Could the Humble Aspirin Help Fight Against Prostate Cancer?

A daily dose of aspirin significantly improves the test results of men with prostate cancer, research has shown.

Taking the pill causes their PSA level to fall, suggesting that it is helping the body fight the disease.

PSA, or prostate specific antigen, is a blood marker used to monitor the progress of prostate cancer.

However scientists are still not certain that aspirin really does protect against the disease which kills about 10,000 men in the UK each year.

The possibility remains that it might be misleading by lowering PSA without affecting the disease.

If this true, it could also mean that aspirin is allowing some cancers to go undetected.

The research involved 1,277 men taking part in a large U.S. investigation called the Nashville Men's health study.

About 46 percent of the men were regularly taking a non-steroidal anti-inflammatory drug (NSAID) such as ibuprofen or aspirin. The vast majority, around 37 percent, took aspirin.

Aspirin use led to 9 percent lower PSA levels, the scientists reported at an international meeting of the American Association for Cancer Research in Washington DC.

The effect was strongest in men with prostate cancer, suggesting that it was having an impact on the disease.

PSA tests are widely used as the first step in the process of diagnosing prostate cancer. A high reading may indicate cancer, but can also be caused by a benign condition. A biopsy -- the removal of a small piece of tissue for examination -- is needed to confirm that cancer is present.

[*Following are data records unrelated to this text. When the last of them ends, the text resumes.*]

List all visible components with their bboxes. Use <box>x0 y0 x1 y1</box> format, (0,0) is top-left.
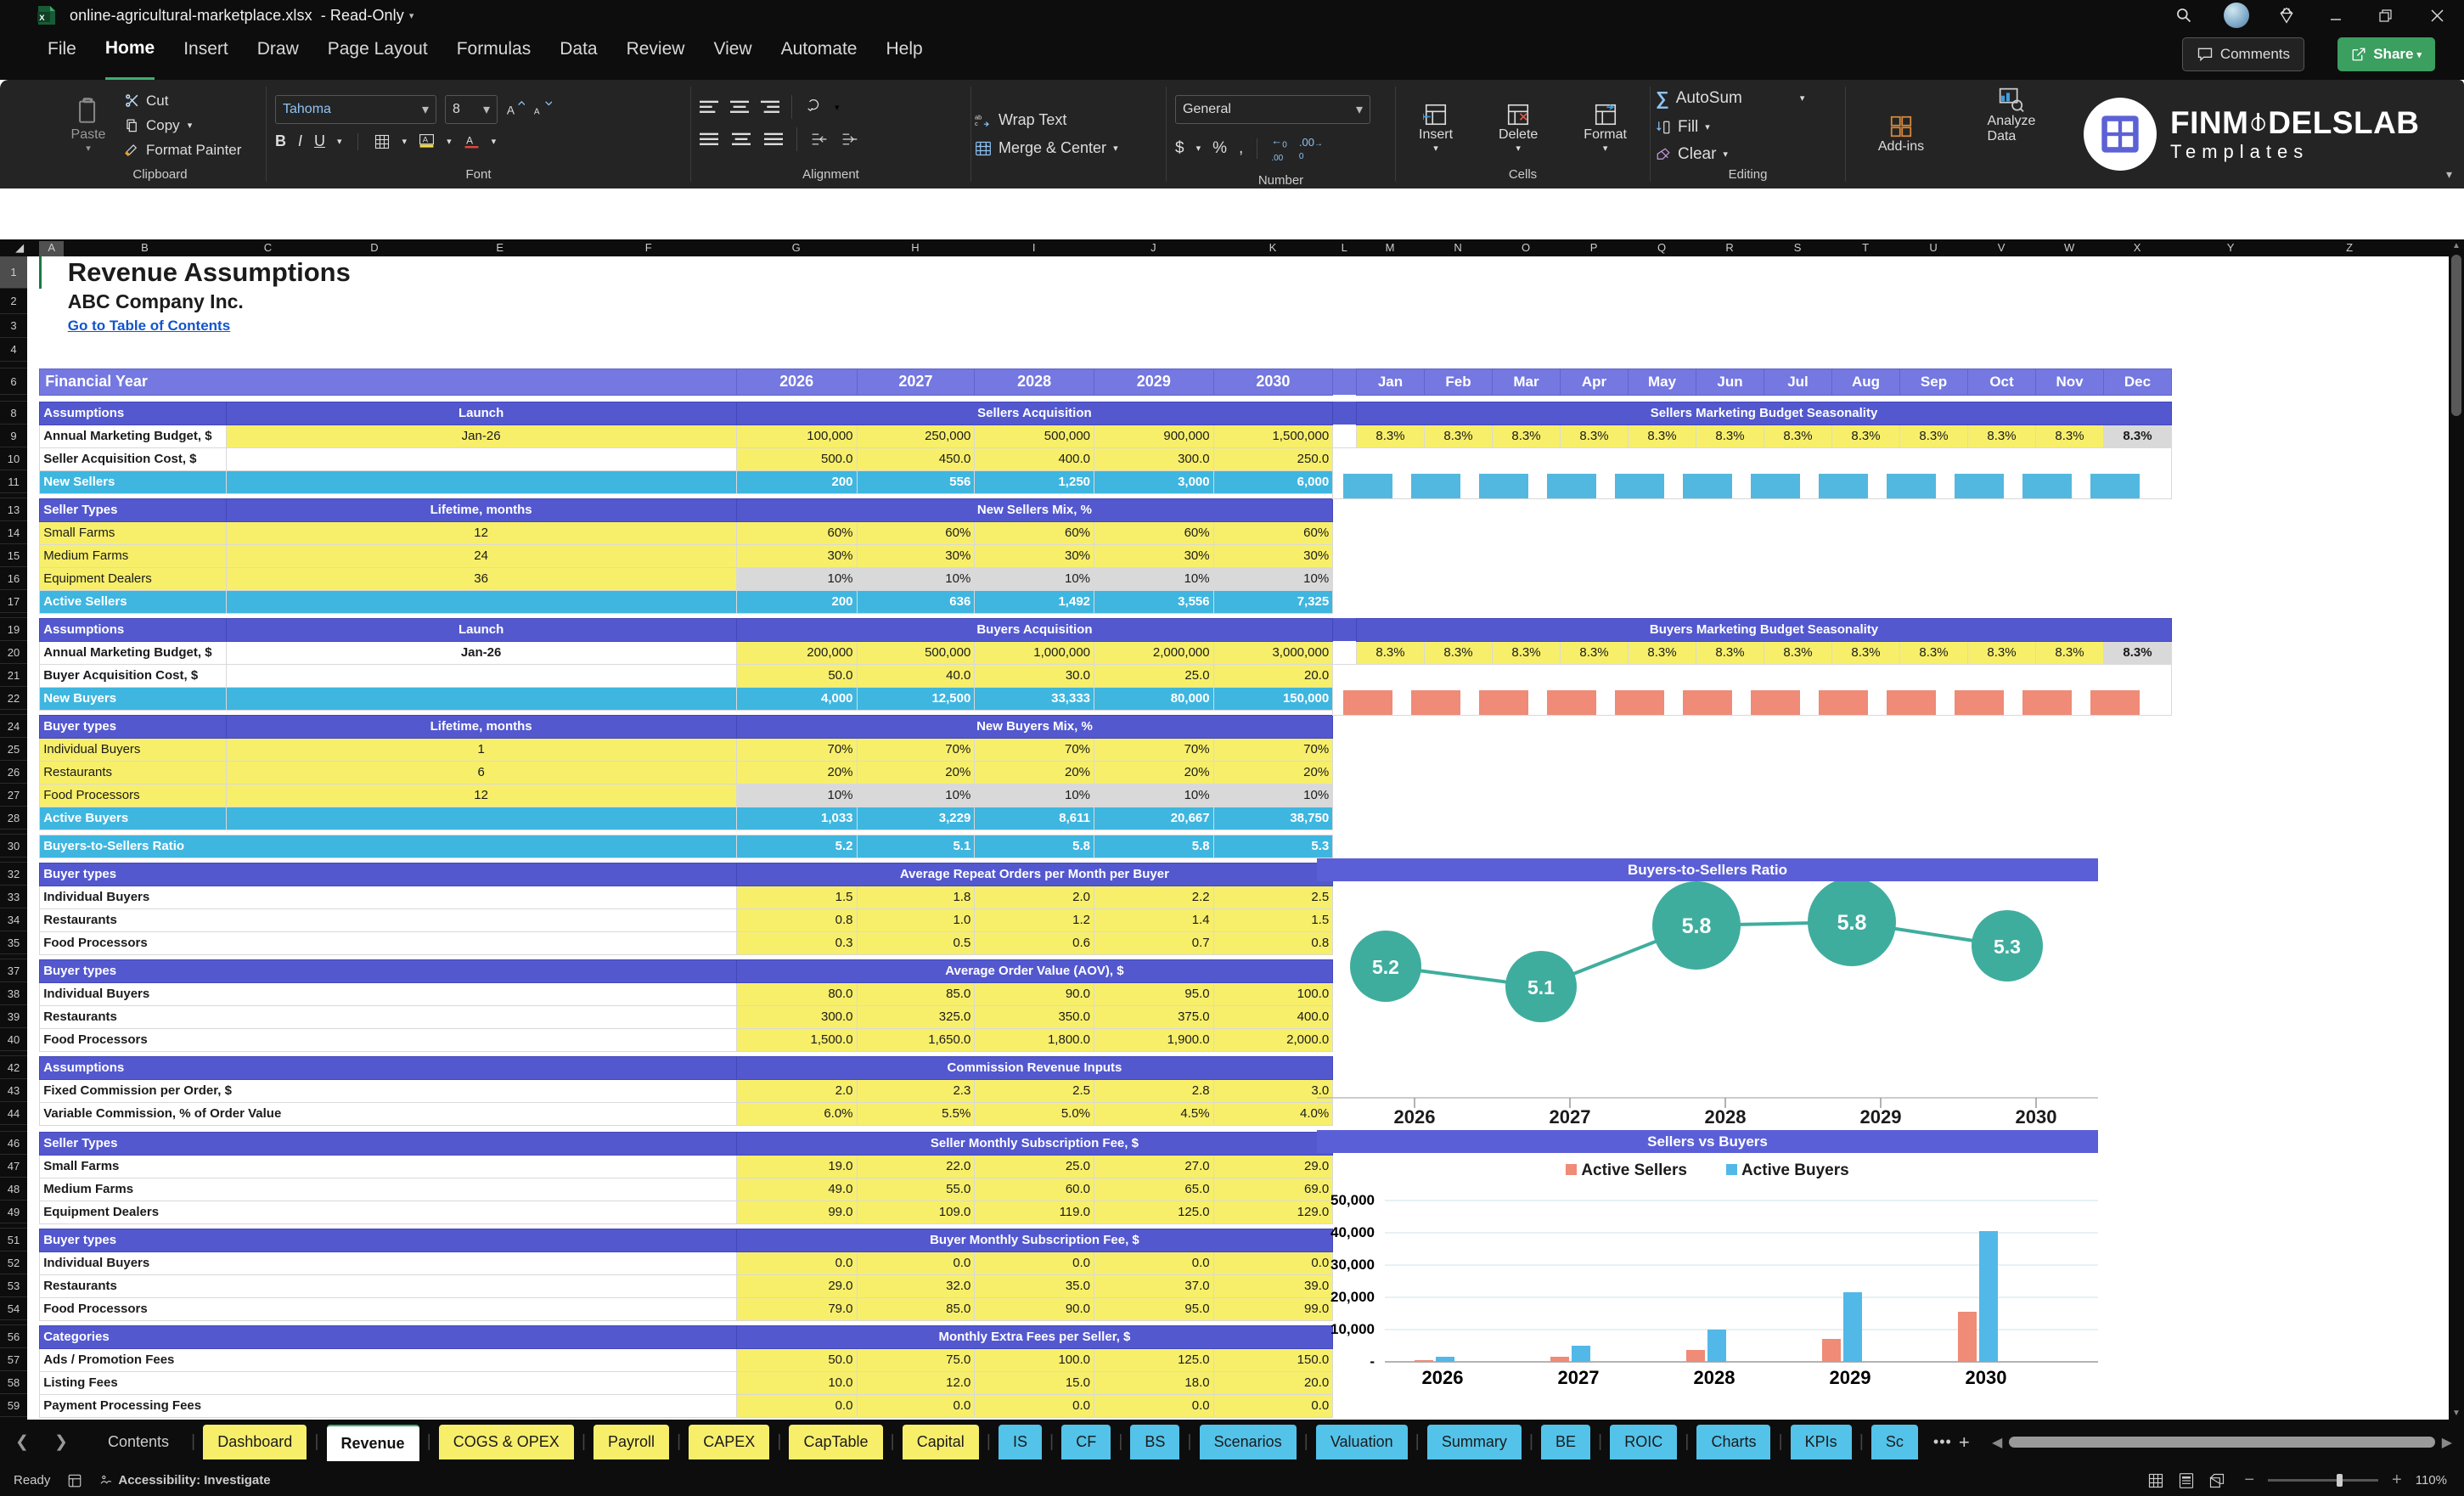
svg-text:40,000: 40,000 <box>1330 1224 1375 1240</box>
svg-text:A: A <box>466 135 473 147</box>
svg-text:20,000: 20,000 <box>1330 1289 1375 1305</box>
svg-text:10,000: 10,000 <box>1330 1321 1375 1337</box>
svg-text:c: c <box>975 119 978 127</box>
svg-text:50,000: 50,000 <box>1330 1192 1375 1208</box>
svg-text:2029: 2029 <box>1830 1367 1871 1388</box>
svg-text:A: A <box>423 135 429 144</box>
svg-text:2028: 2028 <box>1694 1367 1735 1388</box>
svg-text:30,000: 30,000 <box>1330 1257 1375 1273</box>
svg-text:-: - <box>1370 1353 1375 1369</box>
svg-text:X: X <box>39 14 45 23</box>
svg-text:A: A <box>534 108 540 117</box>
svg-text:2026: 2026 <box>1422 1367 1464 1388</box>
svg-text:A: A <box>507 104 515 117</box>
svg-text:2027: 2027 <box>1558 1367 1600 1388</box>
svg-text:2030: 2030 <box>1966 1367 2007 1388</box>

All the men taking part in the study had been referred to a urologist to have prostate biopsies. Dr. Jay Fowke, from Vanderbilt University in Nashville, Tennessee, who led the research, said: "To begin to understand how aspirin may lower PSA, we also looked at the association between NSAID use and prostate volume. "Aspirin users and men who didn't use aspirin had the same prostate volume, so I don't think aspirin was changing PSA by changing the prostate volume. It was doing something different, and that suggests a beneficial effect on cancer development." Several previous studies had reported an association between anti- inflammatory drugs such as aspirin and reduced prostate cancer risk, said Dr Fowke. "Our data also suggest that NSAID use has a beneficial effect on prostate cancer," he added. "These findings could be consistent with a protective effect, because aspirin reduced PSA levels more among those men who were diagnosed with prostate cancer than among men with other prostate diseases." But he warned it was also possible that using NSAIDs could affect the ability of doctors to detect prostate cancer. "This analysis raises the concern that aspirin and other NSAIDs may lower PSA levels below the level of clinical suspicion without having any effect on prostate cancer development, and if that is true, use of these agents could be hampering our ability to detect early-stage prostate cancer through PSA screening," he said.